Dane Kuprešanin

Personal information
- Full name: Dane Kuprešanin
- Date of birth: 12 June 1966 (age 59)
- Place of birth: Sarajevo, SFR Yugoslavia
- Height: 1.84 m (6 ft 1⁄2 in)
- Position(s): Midfielder

Senior career*
- Years: Team / Apps / (Gls)
- –1985: FK UNIS
- 1986–1991: FK Sarajevo / 112 / (22)
- 1991–1992: Famalicão / 31 / (8)
- 1992–1996: Vitória Guimarães / 78 / (13)
- Total:  / 221 / (43)

= Dane Kuprešanin =

Bosnian-Herzegovinian retired footballer (born 1966)

Dane Kuprešanin (born 12 June 1966) is a Bosnian-Herzegovinian retired footballer who played as an attacking midfielder.

==Club career==
Born in Sarajevo, Socialist Federal Republic of Yugoslavia, Kuprešanin started playing professionally with hometown's FK Sarajevo, making his Yugoslav First League debuts at the age of 19 and remaining six seasons with the club, for which he scored 17 top division goals in his last two years combined.

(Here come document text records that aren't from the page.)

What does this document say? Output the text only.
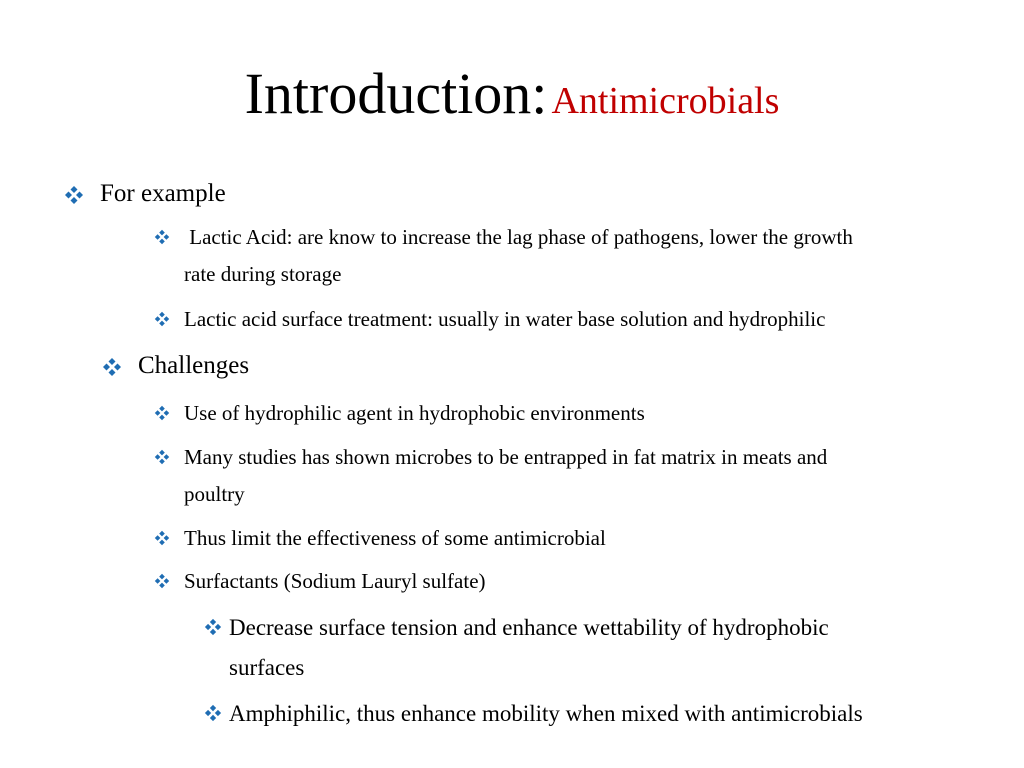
Introduction: Antimicrobials
For example
Lactic Acid: are know to increase the lag phase of pathogens, lower the growth
rate during storage
Lactic acid surface treatment: usually in water base solution and hydrophilic
Challenges
Use of hydrophilic agent in hydrophobic environments
Many studies has shown microbes to be entrapped in fat matrix in meats and
poultry
Thus limit the effectiveness of some antimicrobial
Surfactants (Sodium Lauryl sulfate)
Decrease surface tension and enhance wettability of hydrophobic
surfaces
Amphiphilic, thus enhance mobility when mixed with antimicrobials
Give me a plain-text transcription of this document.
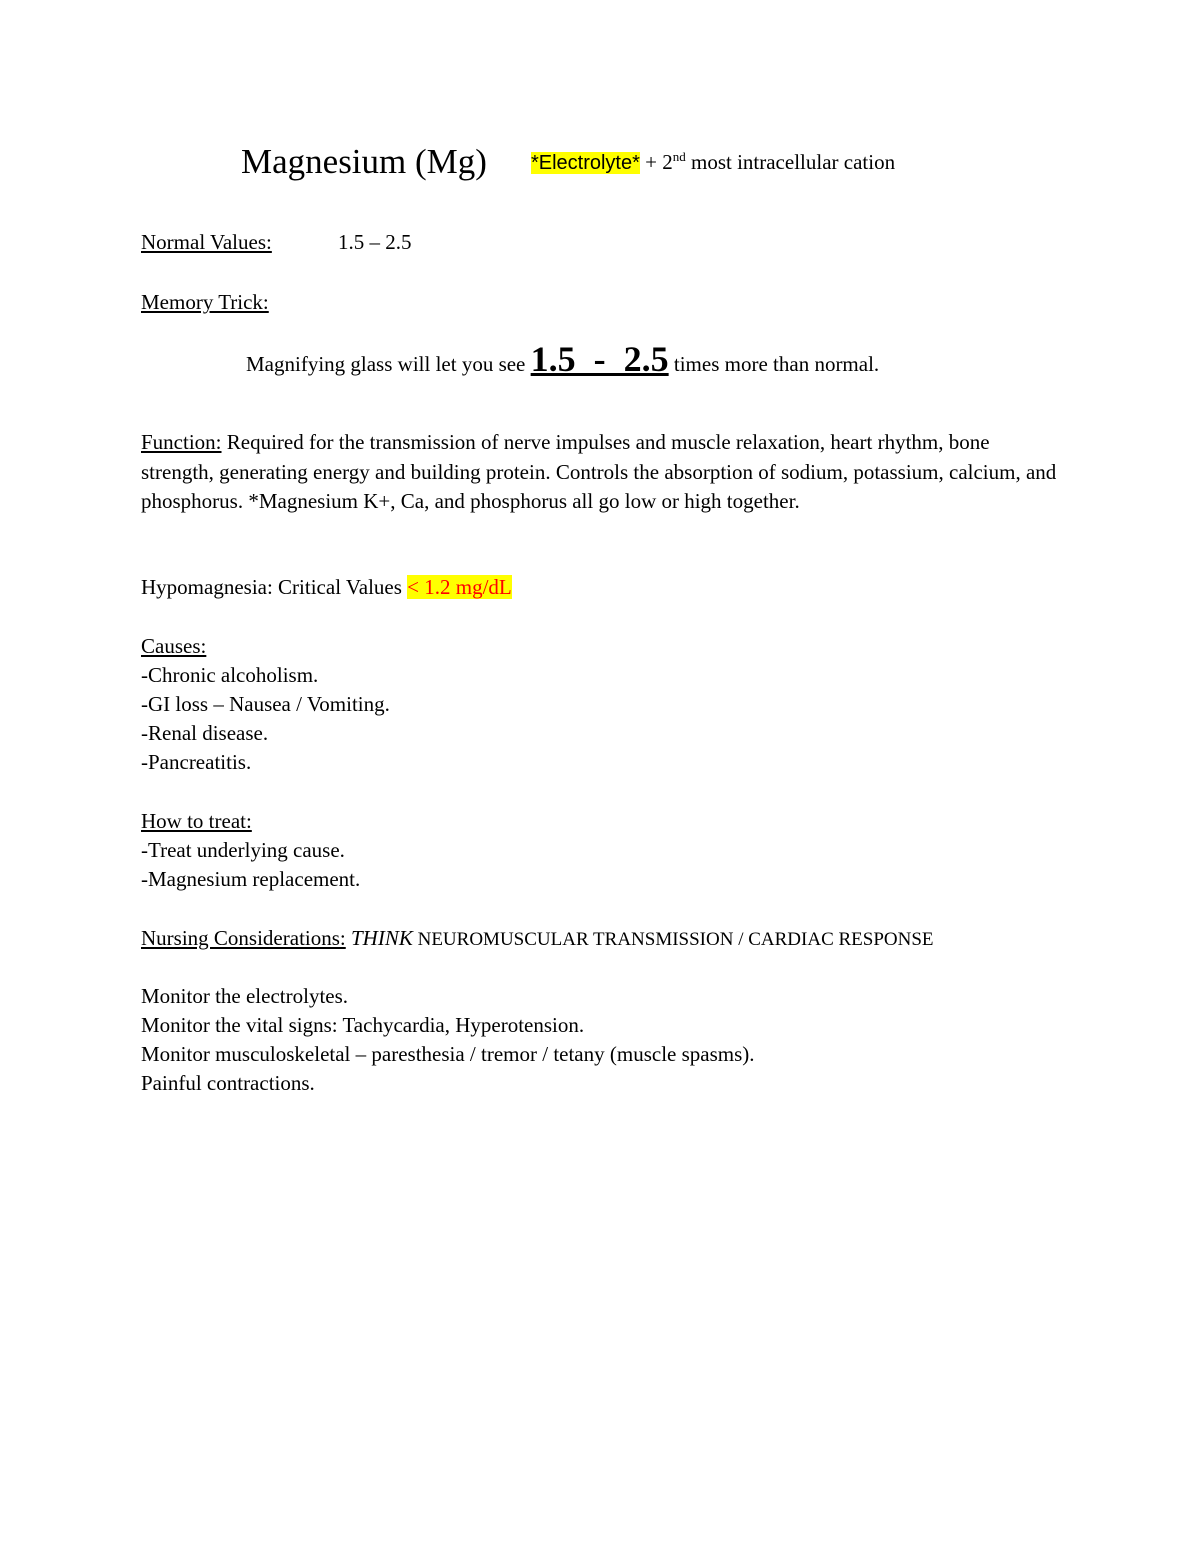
Magnesium (Mg) *Electrolyte* + 2nd most intracellular cation
Normal Values:	1.5 – 2.5
Memory Trick:
Magnifying glass will let you see 1.5  -  2.5 times more than normal.
Function: Required for the transmission of nerve impulses and muscle relaxation, heart rhythm, bone strength, generating energy and building protein. Controls the absorption of sodium, potassium, calcium, and phosphorus. *Magnesium K+, Ca, and phosphorus all go low or high together.
Hypomagnesia: Critical Values < 1.2 mg/dL
Causes:
-Chronic alcoholism.
-GI loss – Nausea / Vomiting.
-Renal disease.
-Pancreatitis.
How to treat:
-Treat underlying cause.
-Magnesium replacement.
Nursing Considerations: THINK NEUROMUSCULAR TRANSMISSION / CARDIAC RESPONSE
Monitor the electrolytes.
Monitor the vital signs: Tachycardia, Hyperotension.
Monitor musculoskeletal – paresthesia / tremor / tetany (muscle spasms).
Painful contractions.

In the summer of 1991 Kuprešanin moved to Portugal and signed for F.C. Famalicão, alongside Sarajevo teammate Bernard Barnjak, as the northern side was coached by compatriot Josip Skoblar. In his debut campaign he ranked second in goals scored in the team, as it managed to maintain its top division status.

Subsequently, Kuprešanin moved to another club in the country, perennial UEFA Cup qualification candidates Vitória de Guimarães. In his first year he only appeared in 18 league games, but proved instrumental in the season's UEFA Cup, netting twice in a 3–0 first-round home win against Real Sociedad (3–2 aggregate win). He spent a further three seasons in Minho, suffering a serious knee injury in 1996 which forced him to retire from the game at only 30.